PhD Seminar: Logging Statement Analysis and Automation in Software Systems with Data Mining and Machine Learning Techniques

Friday, May 21, 2021 2:00 pm - 2:00 pm EDT (GMT -04:00)

Candidate: Sina Gholamian

Title: Logging Statement Analysis and Automation in Software Systems with Data Mining and Machine Learning Techniques

Date: May 21, 2021

Time: 2:00 PM

Place: REMOTE ATTENDANCE

Supervisor(s): Ward, Paul

Abstract:

Log files are widely used to record runtime information of software systems, such as the timestamp of an event, the unique ID of the source of the log, and a part of the state of task execution. The rich information of logs enables system developers (and operators) to monitor the runtime behaviors of their systems and further track down system problems in production settings. With the ever-increasing scale and complexity of modern systems, the volume of logs is rapidly growing, e. g., at a rate of gigabytes of logs per minute. Therefore, the traditional way of log analysis that largely relies on manual inspection (e.g., searching for error/warning keywords or grep) has become an inefficient, labor-intensive, and error-prone task. To address this challenge, many efforts have recently tried to automate log analysis by use of data-mining techniques. However, the current logging process is mostly manual, and thus, proper placement and content of logging statements remain as challenges. To overcome these challenges, methods that aim to automate log placement and content prediction, i.e., ‘where and what to log’, are of high interest.

Thus, in this research, we focus on predicting the log statements, and for this purpose, we perform an experimental study on open-source Java projects.
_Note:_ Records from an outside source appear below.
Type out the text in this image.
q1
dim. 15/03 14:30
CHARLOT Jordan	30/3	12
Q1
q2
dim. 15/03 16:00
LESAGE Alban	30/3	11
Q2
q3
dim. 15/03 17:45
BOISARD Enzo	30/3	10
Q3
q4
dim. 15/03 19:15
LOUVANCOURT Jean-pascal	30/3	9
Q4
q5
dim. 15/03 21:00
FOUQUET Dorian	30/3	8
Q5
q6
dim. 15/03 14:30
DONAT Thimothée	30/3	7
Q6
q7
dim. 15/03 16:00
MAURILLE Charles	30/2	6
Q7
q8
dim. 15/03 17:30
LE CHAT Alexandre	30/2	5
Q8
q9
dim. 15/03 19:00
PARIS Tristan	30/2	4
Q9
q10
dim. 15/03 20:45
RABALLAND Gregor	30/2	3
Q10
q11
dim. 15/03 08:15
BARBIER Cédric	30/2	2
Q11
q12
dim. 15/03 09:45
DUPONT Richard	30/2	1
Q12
We introduce a log-aware code-clone detection method to predict the location and description of logging statements. Additionally, we incorporate natural language processing (NLP) deep learning methods to further enhance the performance of the log statements’ description prediction. We also analyze execution logs and extract natural language characteristics of logs to enable the application of natural language models for automated log file analysis. Finally, we propose an automated tool for analyzing log files and measure the information gain from logs for different log analysis tasks such as anomaly detection.